MAN ARRESTED FOR SWITCHBLADE IN KIPS BAY
Police arrested 21-year-old Javier Hernandez for alleged weapons possession at the corner of East 26th Street and Second Avenue on Thursday, March 7 at 7:17 p.m.

Police saw Hernandez driving south on Second Avenue with excessively tinted windows and when he was stopped, he allegedly had a switchblade in plain view in the center cup holder of the car. When police searched his vehicle, they also found that he had a small bag of alleged marijuana and a partially smoked alleged marijuana cigarette from the driver’s side air conditioner vent.
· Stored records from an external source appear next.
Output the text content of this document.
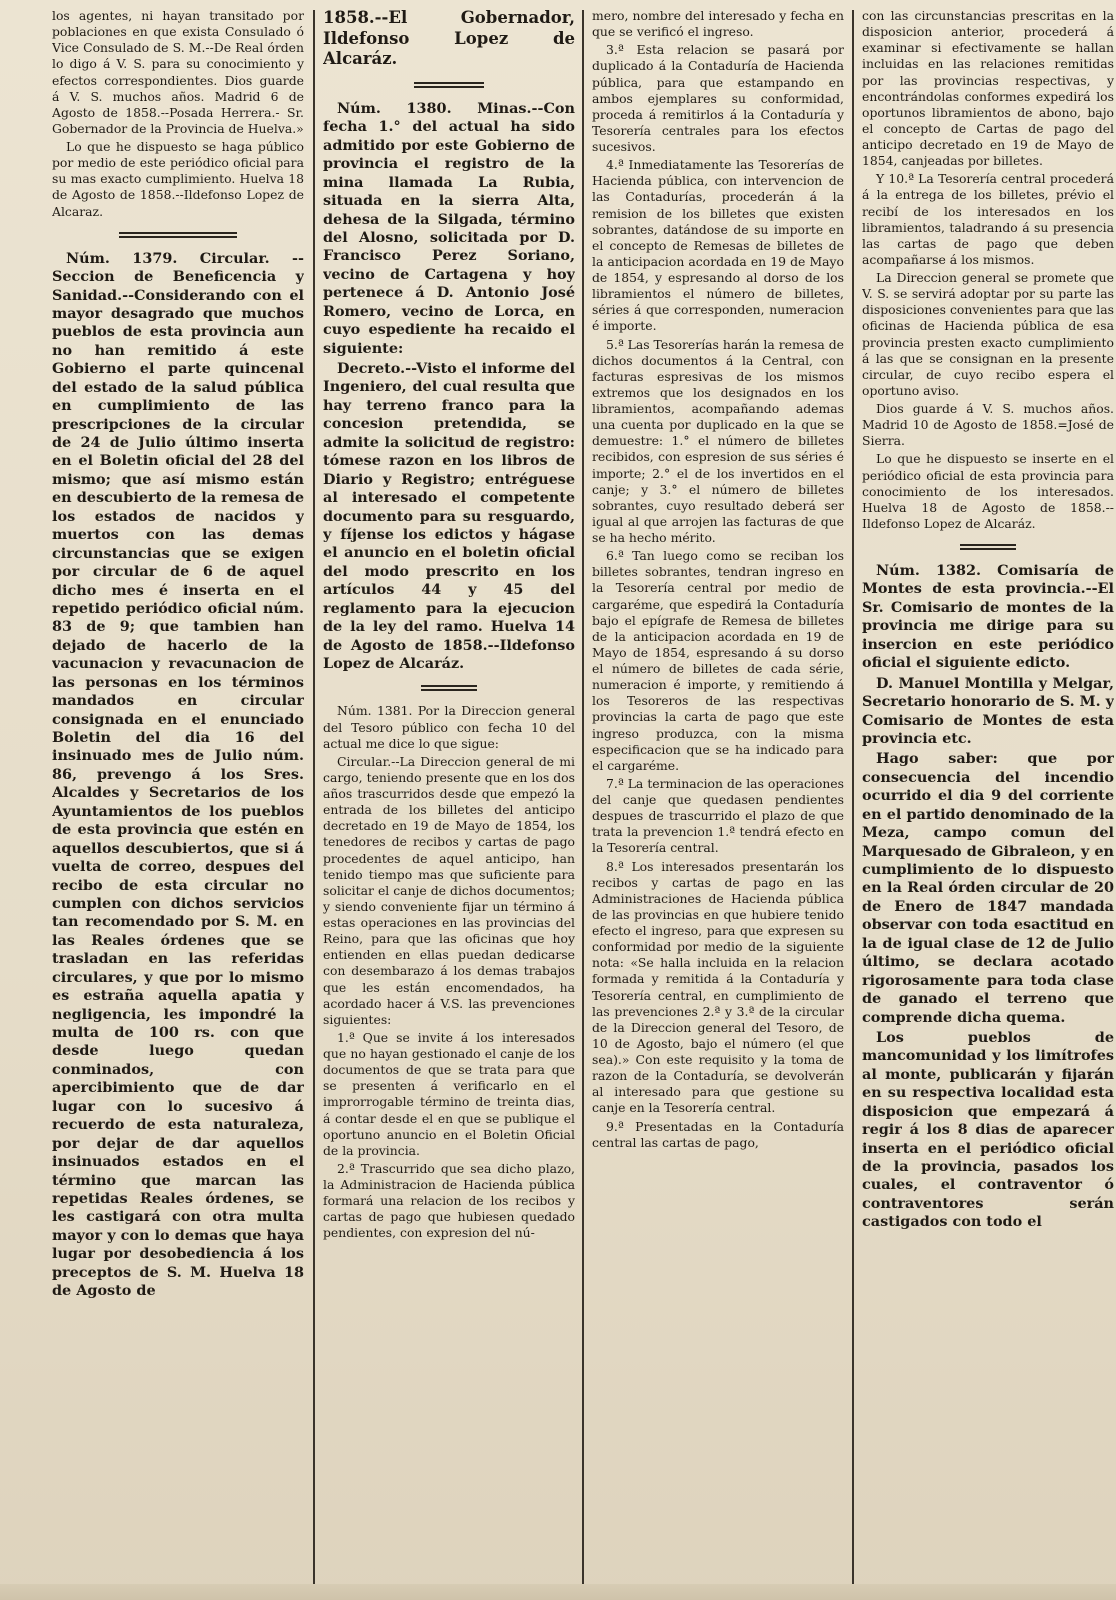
los agentes, ni hayan transitado por poblaciones en que exista Consulado ó Vice Consulado de S. M.--De Real órden lo digo á V. S. para su conocimiento y efectos correspondientes. Dios guarde á V. S. muchos años. Madrid 6 de Agosto de 1858.--Posada Herrera.- Sr. Gobernador de la Provincia de Huelva.»

Lo que he dispuesto se haga público por medio de este periódico oficial para su mas exacto cumplimiento. Huelva 18 de Agosto de 1858.--Ildefonso Lopez de Alcaraz.

Núm. 1379. Circular. --Seccion de Beneficencia y Sanidad.--Considerando con el mayor desagrado que muchos pueblos de esta provincia aun no han remitido á este Gobierno el parte quincenal del estado de la salud pública en cumplimiento de las prescripciones de la circular de 24 de Julio último inserta en el Boletin oficial del 28 del mismo; que así mismo están en descubierto de la remesa de los estados de nacidos y muertos con las demas circunstancias que se exigen por circular de 6 de aquel dicho mes é inserta en el repetido periódico oficial núm. 83 de 9; que tambien han dejado de hacerlo de la vacunacion y revacunacion de las personas en los términos mandados en circular consignada en el enunciado Boletin del dia 16 del insinuado mes de Julio núm. 86, prevengo á los Sres. Alcaldes y Secretarios de los Ayuntamientos de los pueblos de esta provincia que estén en aquellos descubiertos, que si á vuelta de correo, despues del recibo de esta circular no cumplen con dichos servicios tan recomendado por S. M. en las Reales órdenes que se trasladan en las referidas circulares, y que por lo mismo es estraña aquella apatia y negligencia, les impondré la multa de 100 rs. con que desde luego quedan conminados, con apercibimiento que de dar lugar con lo sucesivo á recuerdo de esta naturaleza, por dejar de dar aquellos insinuados estados en el término que marcan las repetidas Reales órdenes, se les castigará con otra multa mayor y con lo demas que haya lugar por desobediencia á los preceptos de S. M. Huelva 18 de Agosto de

1858.--El Gobernador, Ildefonso Lopez de Alcaráz.

Núm. 1380. Minas.--Con fecha 1.° del actual ha sido admitido por este Gobierno de provincia el registro de la mina llamada La Rubia, situada en la sierra Alta, dehesa de la Silgada, término del Alosno, solicitada por D. Francisco Perez Soriano, vecino de Cartagena y hoy pertenece á D. Antonio José Romero, vecino de Lorca, en cuyo espediente ha recaido el siguiente:

Decreto.--Visto el informe del Ingeniero, del cual resulta que hay terreno franco para la concesion pretendida, se admite la solicitud de registro: tómese razon en los libros de Diario y Registro; entréguese al interesado el competente documento para su resguardo, y fíjense los edictos y hágase el anuncio en el boletin oficial del modo prescrito en los artículos 44 y 45 del reglamento para la ejecucion de la ley del ramo. Huelva 14 de Agosto de 1858.--Ildefonso Lopez de Alcaráz.

Núm. 1381. Por la Direccion general del Tesoro público con fecha 10 del actual me dice lo que sigue:

Circular.--La Direccion general de mi cargo, teniendo presente que en los dos años trascurridos desde que empezó la entrada de los billetes del anticipo decretado en 19 de Mayo de 1854, los tenedores de recibos y cartas de pago procedentes de aquel anticipo, han tenido tiempo mas que suficiente para solicitar el canje de dichos documentos; y siendo conveniente fijar un término á estas operaciones en las provincias del Reino, para que las oficinas que hoy entienden en ellas puedan dedicarse con desembarazo á los demas trabajos que les están encomendados, ha acordado hacer á V.S. las prevenciones siguientes:

1.ª Que se invite á los interesados que no hayan gestionado el canje de los documentos de que se trata para que se presenten á verificarlo en el improrrogable término de treinta dias, á contar desde el en que se publique el oportuno anuncio en el Boletin Oficial de la provincia.

2.ª Trascurrido que sea dicho plazo, la Administracion de Hacienda pública formará una relacion de los recibos y cartas de pago que hubiesen quedado pendientes, con expresion del nú-

mero, nombre del interesado y fecha en que se verificó el ingreso.

3.ª Esta relacion se pasará por duplicado á la Contaduría de Hacienda pública, para que estampando en ambos ejemplares su conformidad, proceda á remitirlos á la Contaduría y Tesorería centrales para los efectos sucesivos.

4.ª Inmediatamente las Tesorerías de Hacienda pública, con intervencion de las Contadurías, procederán á la remision de los billetes que existen sobrantes, datándose de su importe en el concepto de Remesas de billetes de la anticipacion acordada en 19 de Mayo de 1854, y espresando al dorso de los libramientos el número de billetes, séries á que corresponden, numeracion é importe.

5.ª Las Tesorerías harán la remesa de dichos documentos á la Central, con facturas espresivas de los mismos extremos que los designados en los libramientos, acompañando ademas una cuenta por duplicado en la que se demuestre: 1.° el número de billetes recibidos, con espresion de sus séries é importe; 2.° el de los invertidos en el canje; y 3.° el número de billetes sobrantes, cuyo resultado deberá ser igual al que arrojen las facturas de que se ha hecho mérito.

6.ª Tan luego como se reciban los billetes sobrantes, tendran ingreso en la Tesorería central por medio de cargaréme, que espedirá la Contaduría bajo el epígrafe de Remesa de billetes de la anticipacion acordada en 19 de Mayo de 1854, espresando á su dorso el número de billetes de cada série, numeracion é importe, y remitiendo á los Tesoreros de las respectivas provincias la carta de pago que este ingreso produzca, con la misma especificacion que se ha indicado para el cargaréme.

7.ª La terminacion de las operaciones del canje que quedasen pendientes despues de trascurrido el plazo de que trata la prevencion 1.ª tendrá efecto en la Tesorería central.

8.ª Los interesados presentarán los recibos y cartas de pago en las Administraciones de Hacienda pública de las provincias en que hubiere tenido efecto el ingreso, para que expresen su conformidad por medio de la siguiente nota: «Se halla incluida en la relacion formada y remitida á la Contaduría y Tesorería central, en cumplimiento de las prevenciones 2.ª y 3.ª de la circular de la Direccion general del Tesoro, de 10 de Agosto, bajo el número (el que sea).» Con este requisito y la toma de razon de la Contaduría, se devolverán al interesado para que gestione su canje en la Tesorería central.

9.ª Presentadas en la Contaduría central las cartas de pago,

con las circunstancias prescritas en la disposicion anterior, procederá á examinar si efectivamente se hallan incluidas en las relaciones remitidas por las provincias respectivas, y encontrándolas conformes expedirá los oportunos libramientos de abono, bajo el concepto de Cartas de pago del anticipo decretado en 19 de Mayo de 1854, canjeadas por billetes.

Y 10.ª La Tesorería central procederá á la entrega de los billetes, prévio el recibí de los interesados en los libramientos, taladrando á su presencia las cartas de pago que deben acompañarse á los mismos.

La Direccion general se promete que V. S. se servirá adoptar por su parte las disposiciones convenientes para que las oficinas de Hacienda pública de esa provincia presten exacto cumplimiento á las que se consignan en la presente circular, de cuyo recibo espera el oportuno aviso.

Dios guarde á V. S. muchos años. Madrid 10 de Agosto de 1858.=José de Sierra.

Lo que he dispuesto se inserte en el periódico oficial de esta provincia para conocimiento de los interesados. Huelva 18 de Agosto de 1858.--Ildefonso Lopez de Alcaráz.

Núm. 1382. Comisaría de Montes de esta provincia.--El Sr. Comisario de montes de la provincia me dirige para su insercion en este periódico oficial el siguiente edicto.

D. Manuel Montilla y Melgar, Secretario honorario de S. M. y Comisario de Montes de esta provincia etc.

Hago saber: que por consecuencia del incendio ocurrido el dia 9 del corriente en el partido denominado de la Meza, campo comun del Marquesado de Gibraleon, y en cumplimiento de lo dispuesto en la Real órden circular de 20 de Enero de 1847 mandada observar con toda esactitud en la de igual clase de 12 de Julio último, se declara acotado rigorosamente para toda clase de ganado el terreno que comprende dicha quema.

Los pueblos de mancomunidad y los limítrofes al monte, publicarán y fijarán en su respectiva localidad esta disposicion que empezará á regir á los 8 dias de aparecer inserta en el periódico oficial de la provincia, pasados los cuales, el contraventor ó contraventores serán castigados con todo el
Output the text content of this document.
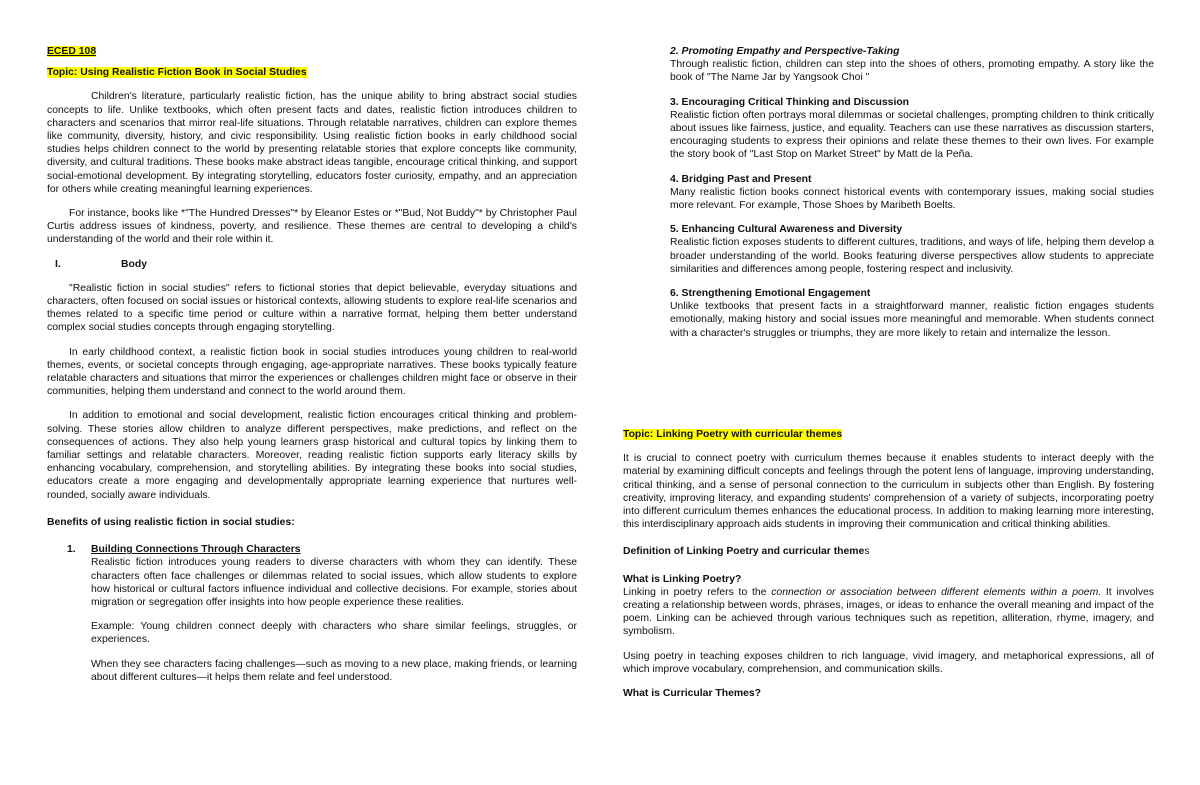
ECED 108

Topic: Using Realistic Fiction Book in Social Studies

Children's literature, particularly realistic fiction, has the unique ability to bring abstract social studies concepts to life. Unlike textbooks, which often present facts and dates, realistic fiction introduces children to characters and scenarios that mirror real-life situations. Through relatable narratives, children can explore themes like community, diversity, history, and civic responsibility. Using realistic fiction books in early childhood social studies helps children connect to the world by presenting relatable stories that explore concepts like community, diversity, and cultural traditions. These books make abstract ideas tangible, encourage critical thinking, and support social-emotional development. By integrating storytelling, educators foster curiosity, empathy, and an appreciation for others while creating meaningful learning experiences.

For instance, books like *"The Hundred Dresses"* by Eleanor Estes or *"Bud, Not Buddy"* by Christopher Paul Curtis address issues of kindness, poverty, and resilience. These themes are central to developing a child's understanding of the world and their role within it.

I.	Body

"Realistic fiction in social studies" refers to fictional stories that depict believable, everyday situations and characters, often focused on social issues or historical contexts, allowing students to explore real-life scenarios and themes related to a specific time period or culture within a narrative format, helping them better understand complex social studies concepts through engaging storytelling.

In early childhood context, a realistic fiction book in social studies introduces young children to real-world themes, events, or societal concepts through engaging, age-appropriate narratives. These books typically feature relatable characters and situations that mirror the experiences or challenges children might face or observe in their communities, helping them understand and connect to the world around them.

In addition to emotional and social development, realistic fiction encourages critical thinking and problem-solving. These stories allow children to analyze different perspectives, make predictions, and reflect on the consequences of actions. They also help young learners grasp historical and cultural topics by linking them to familiar settings and relatable characters. Moreover, reading realistic fiction supports early literacy skills by enhancing vocabulary, comprehension, and storytelling abilities. By integrating these books into social studies, educators create a more engaging and developmentally appropriate learning experience that nurtures well-rounded, socially aware individuals.

Benefits of using realistic fiction in social studies:

1.	Building Connections Through Characters

Realistic fiction introduces young readers to diverse characters with whom they can identify. These characters often face challenges or dilemmas related to social issues, which allow students to explore how historical or cultural factors influence individual and collective decisions. For example, stories about migration or segregation offer insights into how people experience these realities.

Example: Young children connect deeply with characters who share similar feelings, struggles, or experiences.

When they see characters facing challenges—such as moving to a new place, making friends, or learning about different cultures—it helps them relate and feel understood.

2. Promoting Empathy and Perspective-Taking

Through realistic fiction, children can step into the shoes of others, promoting empathy. A story like the book of "The Name Jar by Yangsook Choi "

3. Encouraging Critical Thinking and Discussion

Realistic fiction often portrays moral dilemmas or societal challenges, prompting children to think critically about issues like fairness, justice, and equality. Teachers can use these narratives as discussion starters, encouraging students to express their opinions and relate these themes to their own lives. For example the story book of "Last Stop on Market Street" by Matt de la Peña.

4. Bridging Past and Present

Many realistic fiction books connect historical events with contemporary issues, making social studies more relevant. For example, Those Shoes by Maribeth Boelts.

5. Enhancing Cultural Awareness and Diversity

Realistic fiction exposes students to different cultures, traditions, and ways of life, helping them develop a broader understanding of the world. Books featuring diverse perspectives allow students to appreciate similarities and differences among people, fostering respect and inclusivity.

6. Strengthening Emotional Engagement

Unlike textbooks that present facts in a straightforward manner, realistic fiction engages students emotionally, making history and social issues more meaningful and memorable. When students connect with a character's struggles or triumphs, they are more likely to retain and internalize the lesson.

Topic: Linking Poetry with curricular themes

It is crucial to connect poetry with curriculum themes because it enables students to interact deeply with the material by examining difficult concepts and feelings through the potent lens of language, improving understanding, critical thinking, and a sense of personal connection to the curriculum in subjects other than English. By fostering creativity, improving literacy, and expanding students' comprehension of a variety of subjects, incorporating poetry into different curriculum themes enhances the educational process. In addition to making learning more interesting, this interdisciplinary approach aids students in improving their communication and critical thinking abilities.

Definition of Linking Poetry and curricular themes

What is Linking Poetry?

Linking in poetry refers to the connection or association between different elements within a poem. It involves creating a relationship between words, phrases, images, or ideas to enhance the overall meaning and impact of the poem. Linking can be achieved through various techniques such as repetition, alliteration, rhyme, imagery, and symbolism.

Using poetry in teaching exposes children to rich language, vivid imagery, and metaphorical expressions, all of which improve vocabulary, comprehension, and communication skills.

What is Curricular Themes?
MAN ARRESTED FOR DUANE READE THEFT, ROBBERY
Police arrested 46-year-old Martin Negron for alleged possession of a controlled substance at the corner of Second Avenue and East 27th Street on Wednesday, March 6 at 1 a.m. Police recognized Negron at the intersection because he fit the description from a previous alleged theft in which he reportedly stole items from the Duane Reade at 777 Sixth Avenue on Wednesday, February 27 at 10:17 p.m. When he was stopped, police found that he was in possession of an alleged controlled substance.

Upon further investigation, police found that he was a suspect in a previous robbery that took place inside the same Duane Reade on February 23 at 4:13 a.m. Police said that Negron and two other people who weren’t arrested removed beer from the store without paying and caused an injury to the store employee as a result of the alleged theft.

SUSPECT ARRESTED FOR RESTAURANT BURGLARY
Police arrested 26-year-old Ibrahim Jalloh for an alleged burglary that took place at PN Wood Fired Pizza inside 2 West 28th Street on December 23, 2018, at 9:30 p.m. Police said that the front door of the business was damaged and the glass had been cracked. Jalloh allegedly broke into the restaurant while the business was closed and took electronics. Jalloh was arrested on Tuesday, March 5 at 8:45 a.m. inside the 13th Precinct.